16 TL;DR: The Virtues of Blogs in a Classroom Setting

G.W. Currier and Kennedy Essmiller

Learning Objectives

Readers of this section will be able to do the following:

  • explain the differences between blogs and articles.
  • explore their own writing and voices through the act of blogging.
  • to investigate online environments with which they are actively engaged.
  • to practice and refine their digital literacy.

In just about all fields—agriculture, industrial engineering, publishing—we celebrate innovation and technological advances. We don’t really want to farm, build, or print the same way we did 500 years ago, when Gutenberg invented the moveable type. But we can’t ignore those old methods completely. Education isn’t all that different, and although there have been significant advances in the types of technology brought into a classroom (Moodle, Google Drive, Learning Management Systems like Canvas or Blackboard), there hasn’t been an equal use of innovation in methods. We hope in this chapter to change that, even slightly.
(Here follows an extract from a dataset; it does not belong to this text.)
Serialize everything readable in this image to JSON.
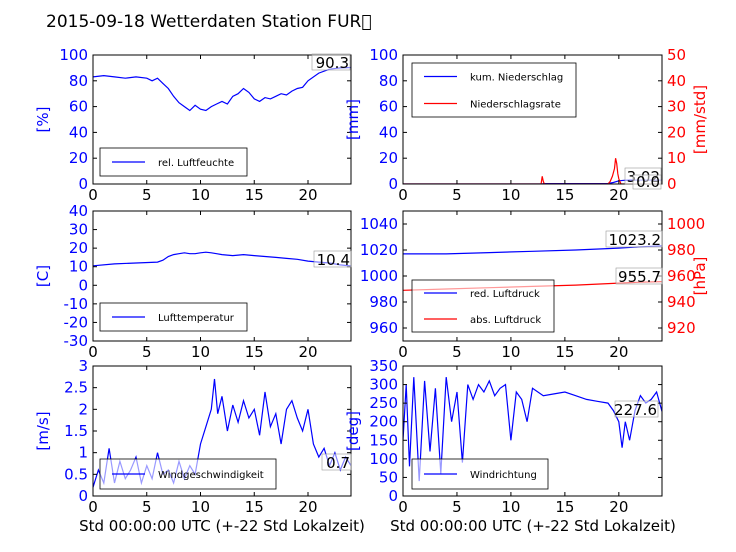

Let’s consider two forms of writing most college students are familiar with: blogs and academic articles. Understanding the differences between what blogs and what articles are allows us to understand what blogs and articles can do. Both blogs and articles have purposes as genres (see what follows). Articles are important in part because of their purpose. This means that blogs can be academic or popular, deep or flippant, profound or superficial, professional or personal, spiritual or secular, political or social, private or public; alternately, you could also substitute “and” for each “or” in the previous list, and it would still hold true. Blogs are malleable. In the next pages, we will explore the differences between articles and blogs.